O desafio passou por perceber porque é que as crianças de três anos, que até sabem distinguir o real da fantasia, continuam aos 8 anos ainda a acreditar no Pai Natal. Os investigadores descobriram que enquanto os miúdos de 3 anos percebem o conceito do que é real e não é, quando chegam aos 7 são facilmente persuadidos pelos argumentos dos adultos. Do ponto de vista da lógica, fará todo o sentido acreditar no Pai Natal. Nunca o viram em carne e osso, mas o certo é que as prendas aparecem debaixo da árvore de Natal. Uma criança de 5 anos tem a capacidade cognitiva de juntar estes factos e só retiram conclusões erradas porque foram deliberadamente enganadas pelos pais. Essa capacidade de relacionar diferentes aspectos que dão consistência à fantasia é o que vai permitir perceber melhor o mundo real dos adultos.
Embora seja importante não é obrigatório que os pais encorajem a fantasia nos seus filhos, avisam os investigadores. Se a criança já tem um amigo imaginário ou se já está predisposta a acreditar no pai natal, deve ser estimulada, aconselha a coordenadora do estudo, Jacqueline Woolley. Quando as crianças começam a questionar a veracidade destas personagens, o principal é perceber até onde vai seu cepticismo. Se as dúvidas forem sólidas, o melhor é abrir o jogo e aceitar que chegou o momento da verdade.

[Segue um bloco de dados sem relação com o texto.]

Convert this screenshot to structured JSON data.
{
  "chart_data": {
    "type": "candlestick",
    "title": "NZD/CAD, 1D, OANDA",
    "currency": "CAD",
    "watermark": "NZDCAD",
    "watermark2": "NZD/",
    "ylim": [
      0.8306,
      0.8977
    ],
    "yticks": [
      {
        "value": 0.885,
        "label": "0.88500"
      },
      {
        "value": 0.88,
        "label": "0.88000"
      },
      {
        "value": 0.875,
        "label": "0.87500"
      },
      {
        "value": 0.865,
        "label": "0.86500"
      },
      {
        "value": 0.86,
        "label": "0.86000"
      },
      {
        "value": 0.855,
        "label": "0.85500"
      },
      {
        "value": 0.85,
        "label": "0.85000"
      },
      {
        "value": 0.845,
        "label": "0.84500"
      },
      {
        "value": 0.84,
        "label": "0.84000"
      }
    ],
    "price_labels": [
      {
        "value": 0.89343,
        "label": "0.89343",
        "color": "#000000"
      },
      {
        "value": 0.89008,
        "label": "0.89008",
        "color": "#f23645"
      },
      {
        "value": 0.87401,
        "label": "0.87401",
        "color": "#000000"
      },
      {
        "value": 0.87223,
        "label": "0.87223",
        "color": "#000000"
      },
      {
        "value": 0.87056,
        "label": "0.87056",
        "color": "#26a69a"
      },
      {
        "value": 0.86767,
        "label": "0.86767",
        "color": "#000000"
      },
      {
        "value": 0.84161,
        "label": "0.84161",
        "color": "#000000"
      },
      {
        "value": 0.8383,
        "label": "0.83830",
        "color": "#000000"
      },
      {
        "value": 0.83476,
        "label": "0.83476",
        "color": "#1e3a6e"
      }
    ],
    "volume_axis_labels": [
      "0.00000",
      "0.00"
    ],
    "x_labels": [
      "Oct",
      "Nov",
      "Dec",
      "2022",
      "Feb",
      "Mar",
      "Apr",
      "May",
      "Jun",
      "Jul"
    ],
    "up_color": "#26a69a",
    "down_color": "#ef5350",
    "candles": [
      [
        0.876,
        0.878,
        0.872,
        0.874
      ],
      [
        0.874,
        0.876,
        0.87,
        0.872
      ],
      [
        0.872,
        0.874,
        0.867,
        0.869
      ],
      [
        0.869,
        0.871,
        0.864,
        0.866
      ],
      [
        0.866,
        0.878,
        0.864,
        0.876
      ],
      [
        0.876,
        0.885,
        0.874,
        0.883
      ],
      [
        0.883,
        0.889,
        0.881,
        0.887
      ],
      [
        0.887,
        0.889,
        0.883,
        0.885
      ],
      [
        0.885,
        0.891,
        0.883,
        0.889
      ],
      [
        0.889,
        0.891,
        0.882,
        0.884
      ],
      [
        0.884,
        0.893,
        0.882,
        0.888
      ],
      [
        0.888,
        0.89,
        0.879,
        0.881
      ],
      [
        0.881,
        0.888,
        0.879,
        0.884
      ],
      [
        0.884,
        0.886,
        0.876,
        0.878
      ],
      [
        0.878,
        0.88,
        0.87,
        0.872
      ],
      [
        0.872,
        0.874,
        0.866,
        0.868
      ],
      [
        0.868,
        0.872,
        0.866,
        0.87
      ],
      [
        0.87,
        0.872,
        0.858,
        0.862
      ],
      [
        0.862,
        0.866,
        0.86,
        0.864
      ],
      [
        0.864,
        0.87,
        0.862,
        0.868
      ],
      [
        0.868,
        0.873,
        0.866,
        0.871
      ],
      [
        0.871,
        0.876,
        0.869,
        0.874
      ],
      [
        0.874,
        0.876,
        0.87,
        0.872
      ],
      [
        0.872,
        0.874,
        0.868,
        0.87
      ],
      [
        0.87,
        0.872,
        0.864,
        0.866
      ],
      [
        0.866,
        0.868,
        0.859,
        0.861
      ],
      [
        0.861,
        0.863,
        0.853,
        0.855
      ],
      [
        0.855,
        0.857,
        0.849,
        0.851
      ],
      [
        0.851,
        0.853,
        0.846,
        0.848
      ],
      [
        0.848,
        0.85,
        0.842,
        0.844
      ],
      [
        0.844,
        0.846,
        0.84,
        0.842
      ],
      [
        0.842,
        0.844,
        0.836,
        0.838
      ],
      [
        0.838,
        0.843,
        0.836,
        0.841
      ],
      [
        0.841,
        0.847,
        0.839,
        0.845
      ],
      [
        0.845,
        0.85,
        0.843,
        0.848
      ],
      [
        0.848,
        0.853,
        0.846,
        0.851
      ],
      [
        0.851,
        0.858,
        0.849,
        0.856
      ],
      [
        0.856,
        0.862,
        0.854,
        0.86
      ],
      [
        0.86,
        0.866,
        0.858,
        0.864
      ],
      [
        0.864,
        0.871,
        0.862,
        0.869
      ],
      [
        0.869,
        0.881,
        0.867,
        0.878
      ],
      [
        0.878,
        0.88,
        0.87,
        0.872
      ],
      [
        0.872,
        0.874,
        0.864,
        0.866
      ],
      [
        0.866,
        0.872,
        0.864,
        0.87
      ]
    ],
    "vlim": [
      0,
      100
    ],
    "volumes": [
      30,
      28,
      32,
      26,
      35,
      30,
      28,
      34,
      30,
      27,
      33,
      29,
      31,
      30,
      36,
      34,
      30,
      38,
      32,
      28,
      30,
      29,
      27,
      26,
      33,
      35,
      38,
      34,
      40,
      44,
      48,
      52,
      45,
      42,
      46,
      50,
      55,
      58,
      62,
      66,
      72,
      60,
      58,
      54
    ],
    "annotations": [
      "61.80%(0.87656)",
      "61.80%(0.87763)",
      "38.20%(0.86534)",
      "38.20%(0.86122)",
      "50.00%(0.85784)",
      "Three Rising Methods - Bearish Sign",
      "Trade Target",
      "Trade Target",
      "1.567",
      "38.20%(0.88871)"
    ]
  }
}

A relação entre a memória, a imaginação e a empatia (capacidade de se colocar no lugar do outro) é uma outra tese científica actualmente defendida pelos psicólogos e neurocientistas. Ao longo de décadas, os estudos sobre estes três campos evoluíram de forma isolada. Daí que a tendência que uma pessoa tem para se preocupar com os outros raramente está relacionada com a memória ou a capacidade de imaginar episódios ou acontecimentos nunca vividos. Os investigadores do departamento de psicologia da Universidade de Harvard sugerem que essas habilidades cognitivas podem estar ligadas.
A habilidade que se tem em imaginar experiências nunca vividas torna mais fácil a tarefa de entender o outro. Ou seja, desenvolve a empatia, facilita a capacidade para partilhar experiências e melhora as relações sociais. Conclusões que os investigadores querem continuar a estudar, mas que para já até nem são assim tão surpreendentes. Quem é capaz de imaginar algo pelo qual nunca passou também será capaz de perceber melhor o que os outros estão a passar.